No, horror fans aren’t low in empathy
New research undermines a decades-old idea about why people love scary movies
A longstanding mystery in film fandom is why some people love horror. Scary movies are ostensibly designed to evoke negative feelings like dread, terror and disgust — yet scores of horror fans line up to watch fictional monsters and murderers stalk and kill their victims. Science has long seemed to offer one explanation for this: horror fans are simply more cold-hearted than others, allowing them to get a thrill out of on-screen brutality.
But that idea never sat quite right with horror fan Coltan Scrivner. “It doesn't really resonate with what I see in the world,” he says. So Scrivner, a behavioral scientist at Arizona State University in Tempe and Aarhus University in Denmark, started digging into the data on horror fandom and empathy.

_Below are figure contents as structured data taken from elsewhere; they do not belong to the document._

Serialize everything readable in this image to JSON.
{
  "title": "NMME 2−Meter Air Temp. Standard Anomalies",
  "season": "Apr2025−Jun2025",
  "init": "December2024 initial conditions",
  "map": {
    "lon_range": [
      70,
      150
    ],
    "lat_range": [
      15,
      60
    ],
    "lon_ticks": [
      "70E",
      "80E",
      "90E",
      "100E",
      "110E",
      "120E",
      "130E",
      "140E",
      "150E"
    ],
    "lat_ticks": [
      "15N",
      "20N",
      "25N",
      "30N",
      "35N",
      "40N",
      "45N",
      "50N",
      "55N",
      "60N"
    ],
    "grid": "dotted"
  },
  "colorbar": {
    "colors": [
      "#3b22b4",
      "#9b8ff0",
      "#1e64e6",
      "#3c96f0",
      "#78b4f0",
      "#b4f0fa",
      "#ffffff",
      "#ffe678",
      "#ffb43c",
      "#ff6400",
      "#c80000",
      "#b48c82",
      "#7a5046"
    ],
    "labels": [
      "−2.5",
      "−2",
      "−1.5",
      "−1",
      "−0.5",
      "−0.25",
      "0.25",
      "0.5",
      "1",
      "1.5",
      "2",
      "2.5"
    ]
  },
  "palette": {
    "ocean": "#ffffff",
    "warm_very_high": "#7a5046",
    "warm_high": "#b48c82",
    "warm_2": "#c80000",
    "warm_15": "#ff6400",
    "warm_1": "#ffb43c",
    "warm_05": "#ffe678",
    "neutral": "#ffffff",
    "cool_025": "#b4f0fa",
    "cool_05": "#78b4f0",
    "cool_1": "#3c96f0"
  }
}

He found that the supposed link between liking horror and lacking empathy largely hinged on two studies from the 1990s. One measured how much people enjoyed brutal murder scenes, the other how much people enjoyed scenes of torture or other graphic violence.
“That’s not a great way of understanding how much someone likes horror,” Scrivner says. Bouts of violence may be key plot points for many horror films, but fans are often drawn to these movies for their other features — such as tension, character development and atmosphere. For that reason, using graphic violence to judge how much people love horror is sort of like using breakup scenes to gauge how much people love rom-coms, Scrivner says.
To more directly test the relationship between horror fandom and empathy, Scrivner recruited 244 online participants from the United States. People rated how much they enjoyed different types of horror, such as monster, psychological or slasher flicks. They also filled out questionnaires that measured their levels of cognitive empathy (the ability to recognize how others are feeling), affective empathy (the ability to feel how others feel) and cold-heartedness (a lack of concern for others’ wellbeing).
Participants’ enjoyment of horror movies was not related to their levels of affective empathy. But people who particularly liked horror seemed to be slightly higher in cognitive empathy and lower in cold-heartedness. “It’s a small correlation,” Scrivner says. “But importantly, it’s in the opposite direction of what you would expect if horror fans had low empathy.”
In a second study, 307 online participants from the United States reported which of 50 horror films they’d seen in the past decade. They also filled out the empathy and cold-heartedness questionnaires. The number of horror movies people had seen was unrelated to their levels of empathy and cold-heartedness.
In a third experiment, 215 people from the first study were told they’d been randomly drawn to receive $0.50 on top of $1 they’d already been paid for participating. They could donate any amount of their bonus to another participant who hadn’t been drawn. About half of people decided to donate at least part of the money — but people’s level of horror fandom was not related to how much they donated.
A $0.50 donation is “very much an imperfect measure” of empathy, Scrivner admits. But comments left by participants explaining their decisions hinted that people still took the exercise seriously.
“I didn’t ask them specifically to elaborate on that, but a lot of people did,” Scrivner says. “Some people said, ‘Normally I would donate, but it's been a rough month,’ or ‘I decided to donate half because that seemed fair.’” To Scrivner, those comments show that even a small-stakes donation offered some real insight into participants’ consideration for others.
Overall, the trio of studies suggests that people who enjoy horror more are not less empathetic or more cold-hearted than others, Scrivner reported January 6 in Journal of Media Psychology: Theories, Methods, and Applications.
The notion that loving horror requires a certain level of callousness may make some surface-level sense to non-fans. But in fact, Scrivner says, it doesn’t make any sense when you think deeply why most fans watch horror films: to be scared.
“It’s not scary because there’s a man with a chainsaw. It’s scary because you are taking the perspective of the protagonist being chased by the person with the chainsaw,” Scrivner says. “To take the perspective of that protagonist, you have to have some moderate level of empathy… [otherwise], the film’s not going to be scary. It’s not even going to be interesting.”
Scrivner’s past research has hinted at other reasons people may relish horror — from basking in the adrenaline rush, to stress-testing their own grit, to processing the horrors of real life. But it seems that the specter of the cold-hearted horror fan that has haunted the scientific literature for decades should finally be put to rest.